Response: In the research field of image deblurring and deraining, SSIM and PSNR are two widely used measurements to evaluate the performance of algorithms and have been adopted by many state-of-the-art works. In our paper, we need to compare the performance of the proposed method with these state-of-the-art works to demonstrate its effectiveness. In the experiment, the results of all comparison methods are directly quoted from their original papers. Therefore, since these SOTA methods all adopted SSIM and PSNR for performance evaluation and did not provide results of other measurement in their papers, we can only use the same measurements as them for comparison.
Although we could implement the codes of comparison methods by ourselves to obtain the image deblurring and deraining results and then use other IQA methods for performance assessment, it will take a very long time. Besides, some of the comparison methods do not provide their source code. Thus, we will use other IQA methods to evaluate the performance of our method in the future work (please see Section 5 of our revised paper).

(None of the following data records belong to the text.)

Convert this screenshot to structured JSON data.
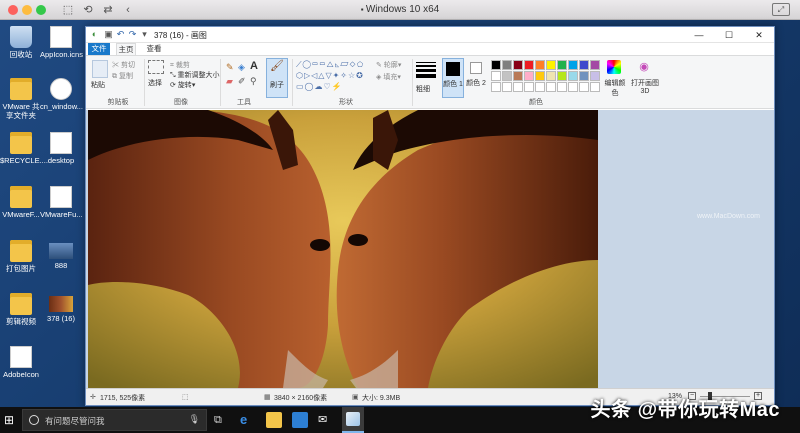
{
  "host": {
    "title": "Windows 10 x64",
    "colors": {
      "close": "#fc615d",
      "min": "#fdbc40",
      "max": "#34c84a"
    }
  },
  "desktop": {
    "icons": [
      {
        "label": "回收站",
        "kind": "bin"
      },
      {
        "label": "AppIcon.icns",
        "kind": "file"
      },
      {
        "label": "VMware 共享文件夹",
        "kind": "folder"
      },
      {
        "label": "cn_window...",
        "kind": "file"
      },
      {
        "label": "$RECYCLE....",
        "kind": "folder"
      },
      {
        "label": "desktop",
        "kind": "file"
      },
      {
        "label": "VMwareF...",
        "kind": "folder"
      },
      {
        "label": "VMwareFu...",
        "kind": "file"
      },
      {
        "label": "打包图片",
        "kind": "folder"
      },
      {
        "label": "888",
        "kind": "image"
      },
      {
        "label": "剪辑视频",
        "kind": "folder"
      },
      {
        "label": "378 (16)",
        "kind": "image"
      },
      {
        "label": "AdobeIcon",
        "kind": "file"
      }
    ]
  },
  "paint": {
    "title": "378 (16) - 画图",
    "tabs": [
      "文件",
      "主页",
      "查看"
    ],
    "ribbon": {
      "clipboard": {
        "paste": "粘贴",
        "cut": "剪切",
        "copy": "复制",
        "label": "剪贴板"
      },
      "image": {
        "select": "选择",
        "crop": "裁剪",
        "resize": "重新调整大小",
        "rotate": "旋转",
        "label": "图像"
      },
      "tools": {
        "label": "工具"
      },
      "brushes": {
        "label": "刷子"
      },
      "shapes": {
        "outline": "轮廓",
        "fill": "填充",
        "label": "形状"
      },
      "size": {
        "label": "粗细"
      },
      "colors": {
        "color1": "颜色 1",
        "color2": "颜色 2",
        "edit": "编辑颜色",
        "paint3d": "打开画图 3D",
        "label": "颜色"
      }
    },
    "palette": [
      "#000000",
      "#7f7f7f",
      "#880015",
      "#ed1c24",
      "#ff7f27",
      "#fff200",
      "#22b14c",
      "#00a2e8",
      "#3f48cc",
      "#a349a4",
      "#ffffff",
      "#c3c3c3",
      "#b97a57",
      "#ffaec9",
      "#ffc90e",
      "#efe4b0",
      "#b5e61d",
      "#99d9ea",
      "#7092be",
      "#c8bfe7"
    ],
    "status": {
      "cursor": "1715, 525像素",
      "dimensions": "3840 × 2160像素",
      "size": "大小: 9.3MB",
      "zoom": "13%"
    }
  },
  "taskbar": {
    "search_placeholder": "有问题尽管问我"
  },
  "watermark": {
    "main": "头条 @带你玩转Mac",
    "small": "www.MacDown.com"
  }
}
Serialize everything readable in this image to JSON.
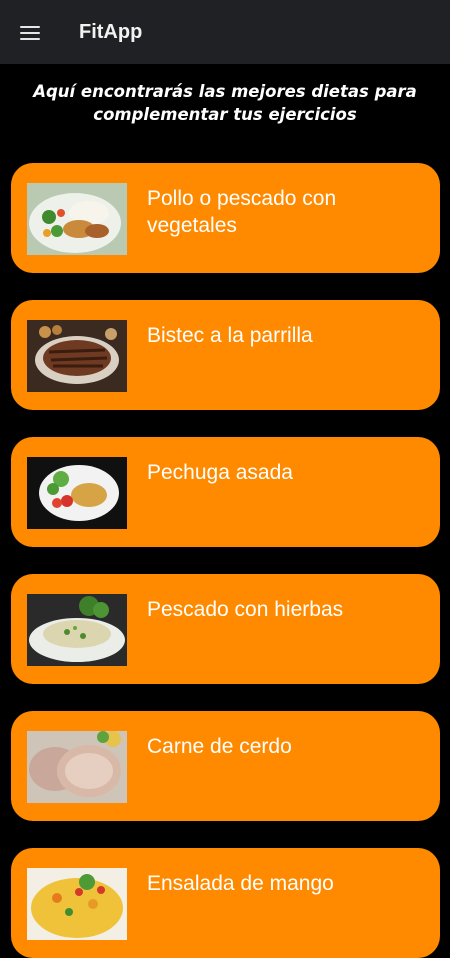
{
  "app": {
    "title": "FitApp",
    "menu_icon": "hamburger-menu-icon"
  },
  "subtitle": "Aquí encontrarás las mejores dietas para complementar tus ejercicios",
  "colors": {
    "card": "#ff8a00",
    "background": "#000000",
    "appbar": "#202124"
  },
  "diets": [
    {
      "label": "Pollo o pescado con vegetales",
      "image": "chicken-vegetables-dish"
    },
    {
      "label": "Bistec a la parrilla",
      "image": "grilled-steak-dish"
    },
    {
      "label": "Pechuga asada",
      "image": "roasted-chicken-breast-dish"
    },
    {
      "label": "Pescado con hierbas",
      "image": "herbed-fish-dish"
    },
    {
      "label": "Carne de cerdo",
      "image": "pork-meat-dish"
    },
    {
      "label": "Ensalada de mango",
      "image": "mango-salad-dish"
    }
  ]
}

4.Comment: It is mentioned that in the work of Gao et al. [10] a lot of semantic information is ignored. Does the proposed approach make the full usage of such information? Please elaborate.
Response: According to your suggestion, we have added detailed analysis to compare our method with Gao et al. [12] in Section 4.3.1 of the revised paper. Different from [12], we utilize the ALFM to obtain the correlation between feature channels from the same and different layers and the ACFM is used to establish the interdependency between feature channels of the last FDNB layer. With the ALFM and ACFM as the fusion methods, the features information of the middle layer and channels can be reused. Meanwhile, the fusion methods can reduce the weight of the network while ensuring the quality of image repair. Therefore, the PSNR and SSIM obtained by our LFDN are both superior to Gao et al. [12] and other approaches.

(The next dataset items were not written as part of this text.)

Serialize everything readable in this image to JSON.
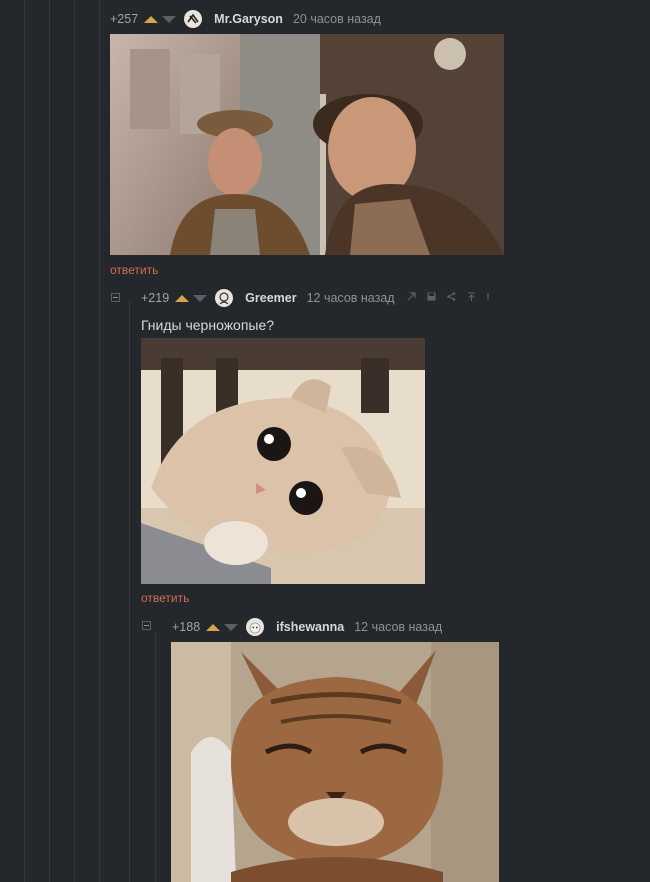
{
  "comments": [
    {
      "rating": "+257",
      "username": "Mr.Garyson",
      "time": "20 часов назад",
      "reply_label": "ответить",
      "image": "two-men-in-tram-photo"
    },
    {
      "rating": "+219",
      "username": "Greemer",
      "time": "12 часов назад",
      "text": "Гниды черножопые?",
      "reply_label": "ответить",
      "image": "wide-eyed-kitten-photo",
      "tools": [
        "link-icon",
        "save-icon",
        "share-icon",
        "upvote-parent-icon",
        "more-icon"
      ]
    },
    {
      "rating": "+188",
      "username": "ifshewanna",
      "time": "12 часов назад",
      "image": "smug-tabby-cat-photo"
    }
  ],
  "colors": {
    "background": "#24272b",
    "reply_link": "#d46e52",
    "upvote_active": "#d9a34a",
    "username": "#d6d9dc"
  }
}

5.Comment: Section 5 is quite superficial. Please summarize the main findings and contributions here. Now, the abstract is more informative.

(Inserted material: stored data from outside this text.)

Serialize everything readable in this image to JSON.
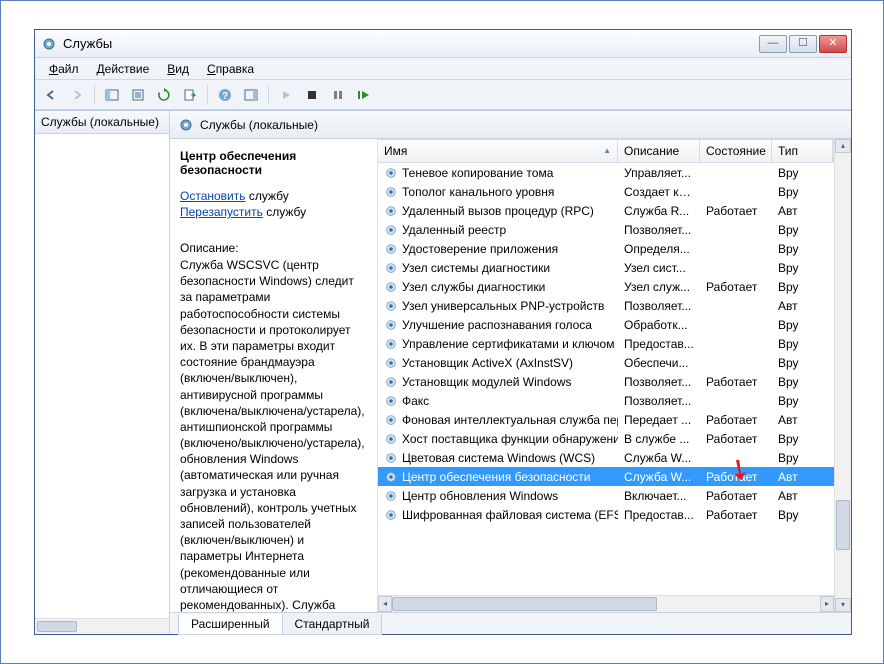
{
  "window": {
    "title": "Службы"
  },
  "menu": {
    "file": "Файл",
    "action": "Действие",
    "view": "Вид",
    "help": "Справка"
  },
  "leftpane": {
    "header": "Службы (локальные)"
  },
  "rp": {
    "header": "Службы (локальные)"
  },
  "detail": {
    "service_name": "Центр обеспечения безопасности",
    "link_stop": "Остановить",
    "link_stop_suffix": " службу",
    "link_restart": "Перезапустить",
    "link_restart_suffix": " службу",
    "desc_label": "Описание:",
    "desc_text": "Служба WSCSVC (центр безопасности Windows) следит за параметрами работоспособности системы безопасности и протоколирует их. В эти параметры входит состояние брандмауэра (включен/выключен), антивирусной программы (включена/выключена/устарела), антишпионской программы (включено/выключено/устарела), обновления Windows (автоматическая или ручная загрузка и установка обновлений), контроль учетных записей пользователей (включен/выключен) и параметры Интернета (рекомендованные или отличающиеся от рекомендованных). Служба"
  },
  "columns": {
    "name": "Имя",
    "description": "Описание",
    "status": "Состояние",
    "type": "Тип"
  },
  "rows": [
    {
      "name": "Теневое копирование тома",
      "desc": "Управляет...",
      "status": "",
      "type": "Вру"
    },
    {
      "name": "Тополог канального уровня",
      "desc": "Создает ка...",
      "status": "",
      "type": "Вру"
    },
    {
      "name": "Удаленный вызов процедур (RPC)",
      "desc": "Служба R...",
      "status": "Работает",
      "type": "Авт"
    },
    {
      "name": "Удаленный реестр",
      "desc": "Позволяет...",
      "status": "",
      "type": "Вру"
    },
    {
      "name": "Удостоверение приложения",
      "desc": "Определя...",
      "status": "",
      "type": "Вру"
    },
    {
      "name": "Узел системы диагностики",
      "desc": "Узел сист...",
      "status": "",
      "type": "Вру"
    },
    {
      "name": "Узел службы диагностики",
      "desc": "Узел служ...",
      "status": "Работает",
      "type": "Вру"
    },
    {
      "name": "Узел универсальных PNP-устройств",
      "desc": "Позволяет...",
      "status": "",
      "type": "Авт"
    },
    {
      "name": "Улучшение распознавания голоса",
      "desc": "Обработк...",
      "status": "",
      "type": "Вру"
    },
    {
      "name": "Управление сертификатами и ключом ...",
      "desc": "Предостав...",
      "status": "",
      "type": "Вру"
    },
    {
      "name": "Установщик ActiveX (AxInstSV)",
      "desc": "Обеспечи...",
      "status": "",
      "type": "Вру"
    },
    {
      "name": "Установщик модулей Windows",
      "desc": "Позволяет...",
      "status": "Работает",
      "type": "Вру"
    },
    {
      "name": "Факс",
      "desc": "Позволяет...",
      "status": "",
      "type": "Вру"
    },
    {
      "name": "Фоновая интеллектуальная служба пер...",
      "desc": "Передает ...",
      "status": "Работает",
      "type": "Авт"
    },
    {
      "name": "Хост поставщика функции обнаружения",
      "desc": "В службе ...",
      "status": "Работает",
      "type": "Вру"
    },
    {
      "name": "Цветовая система Windows (WCS)",
      "desc": "Служба W...",
      "status": "",
      "type": "Вру"
    },
    {
      "name": "Центр обеспечения безопасности",
      "desc": "Служба W...",
      "status": "Работает",
      "type": "Авт",
      "selected": true
    },
    {
      "name": "Центр обновления Windows",
      "desc": "Включает...",
      "status": "Работает",
      "type": "Авт"
    },
    {
      "name": "Шифрованная файловая система (EFS)",
      "desc": "Предостав...",
      "status": "Работает",
      "type": "Вру"
    }
  ],
  "tabs": {
    "extended": "Расширенный",
    "standard": "Стандартный"
  },
  "colw": {
    "name": 240,
    "desc": 82,
    "status": 72,
    "type": 36
  }
}
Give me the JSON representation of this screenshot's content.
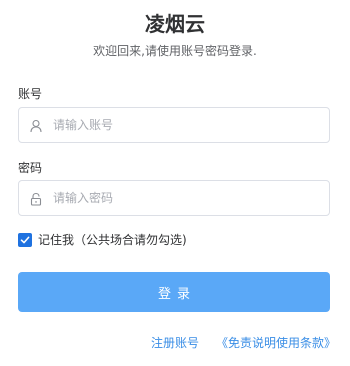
{
  "app": {
    "title": "凌烟云",
    "subtitle": "欢迎回来,请使用账号密码登录."
  },
  "form": {
    "account": {
      "label": "账号",
      "placeholder": "请输入账号",
      "value": "",
      "icon": "user-icon"
    },
    "password": {
      "label": "密码",
      "placeholder": "请输入密码",
      "value": "",
      "icon": "lock-icon"
    },
    "remember": {
      "checked": true,
      "label": "记住我（公共场合请勿勾选)"
    },
    "submit_label": "登录"
  },
  "links": {
    "register": "注册账号",
    "disclaimer": "《免责说明使用条款》"
  },
  "colors": {
    "primary_button": "#5aa8f7",
    "link": "#3a8ee6",
    "checkbox": "#1f72e0",
    "border": "#dcdfe6"
  }
}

Response: We have re-written Section 5 to summarize the main findings and contributions in our paper. Moreover, some future work has also been provided in this section.
6.Comment: The results cannot be replicated. Please share the source code with readers, ensuring the repeatability of the results.
Response: Considering this suggestion, our code has been uploaded to github and can be available at: https://github.com/LiQiang0307/LFDN.
Round 2
Reviewer 1 Report
I have carefully checked this manuscript, I suggest to accept this paper.
Author Response
We appreciate your careful review and constructive comment to improve our paper.
Reviewer 2 Report
Authors have addressed my comments. I'm glad they decided to publish their source code.
Author Response
We appreciate your careful review and constructive comment to improve our paper.